Da Versão “Falsa” do Diretor à Versão “Menos Falsa” do Diretor

Como abordei na análise do Workprint, essa cópia inacabada, desaparecida até 1989, acabou sendo achada e projetada, com autorização da produtora, em um festival. Nem a própria Warner sabia que era o Workprint e essa descoberta a fez ver cifrões e a agendar sessões especiais em que a versão de testes foi “marketeada” como a Versão do Diretor. Claro que Ridley Scott, que até então nada sabia, não gostou dessa brincadeira e soltou o verbo, publicamente afirmando que ele não concordava com essa exploração indevida de algo inacabado e que ele não tinha chancelado. Para evitar essa exposição negativa, a Warner capitulou e tirou o filme do cinema, mas não antes de ele ser projetado um punhado de vezes em Los Angeles e São Francisco, reacendendo o interesse pelo filme.

Dessa forma, vendo possibilidades financeiras interessantes, tanto a Warner quanto Scott sentaram para encetar discussões sobre uma Versão do Diretor de verdade. Mas eis que o diretor estava ocupado demais com a produção de Thelma & Louise e ele percebeu que não poderia se dedicar a arregaçar as mangas nas alterações que queria fazer. Assim, o que Scott elaborou foi um lista de detalhadas anotações que foram executadas por Michael Arick, diretor, roteirista e produtor que, à época, era o especialista da Warner em conservação e restauração de filmes, tendo trabalhado com a recuperação de clássicos como Juventude Transviada e Pacto Sinistro, além da restauração da visão original de Elia Kazan em Uma Rua Chamada Pecado. Juntamente com Les Healey, o montador-assistente de Blade Runner, Arick foi reunindo as peças do quebra-cabeças deixado por Scott, especialmente a localização e recuperação de todas as cópias possíveis do filme, de forma que fosse possível extrair as sequências com melhor qualidade para a que seria – ainda que somente até 2007 – a versão definitiva da obra.

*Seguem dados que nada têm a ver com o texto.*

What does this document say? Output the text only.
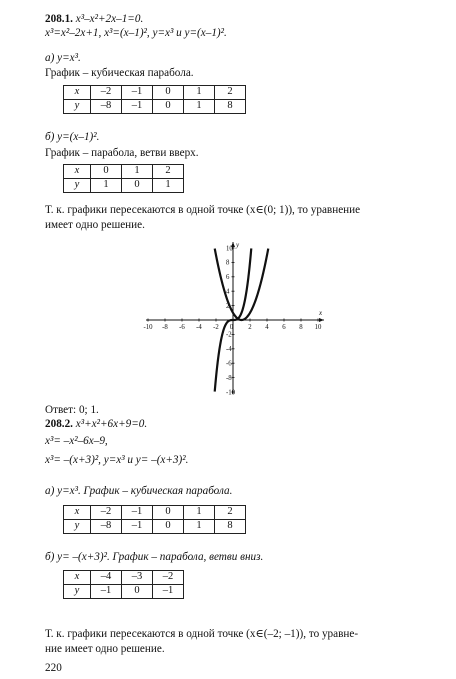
208.1. x³–x²+2x–1=0.
x³=x²–2x+1, x³=(x–1)², y=x³ и y=(x–1)².
а) y=x³.
График – кубическая парабола.
x	–2	–1	0	1	2
y	–8	–1	0	1	8
б) y=(x–1)².
График – парабола, ветви вверх.
x	0	1	2
y	1	0	1
Т. к. графики пересекаются в одной точке (x∈(0; 1)), то уравнение
имеет одно решение.
x
y
-10 -8 -6 -4 -2 0 2 4 6 8 10
10
8
6
4
2
-2
-4
-6
-8
-10
Ответ: 0; 1.
208.2. x³+x²+6x+9=0.
x³= –x²–6x–9,
x³= –(x+3)², y=x³ и y= –(x+3)².
а) y=x³. График – кубическая парабола.
x	–2	–1	0	1	2
y	–8	–1	0	1	8
б) y= –(x+3)². График – парабола, ветви вниз.
x	–4	–3	–2
y	–1	0	–1
Т. к. графики пересекаются в одной точке (x∈(–2; –1)), то уравне-
ние имеет одно решение.
220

Portanto, a Versão do Diretor de 1992 é apenas parcialmente do diretor, que participou indiretamente de sua execução. Scott aprovou sim o resultado final, mas sua versão de verdade ainda demoraria alguns anos para ser lançada.

Pequenas Grandes Alterações

Além do retorno da integralidade da trilha de Vangelis – que havia recebido enxertos de trabalhos anteriores de Jerry Goldsmith no Workprint – a Versão do Diretor manteve a eliminação completa da narração de Rick Deckard, inclusão forçada pelo estúdio com base nos comentários do público-teste original, que ficou confuso com a história. Essa narração, devo confessar, é algo que compreendo ser desnecessária e repetitiva que explica demais o filme, mas que, sinceramente, eu aprecio por emprestar mais ainda um ar noir à produção. Mas essa exclusão, sem dúvida, faz do resultado final um filme tecnicamente melhor, ainda que, em minha mente, eu cite mentalmente a narrativa a cada cena em que ela deveria estar.

Uma narração, porém, cuja ausência em relação ao Workprint é muito sentida, é a única dessa versão de testes, em que Deckard, prostrado no topo do prédio, com Batty morto à sua frente, diz que o androide demorou muito tempo para morrer, ao mesmo tempo sofrendo e saboreando seus momentos finais de vida. Trata-se de uma abordagem belíssima para o fim do último androide Nexus-6 na Terra e que empresta outro significado ao seu amor pela vida. A retirada na Versão do Diretor foi muito infeliz.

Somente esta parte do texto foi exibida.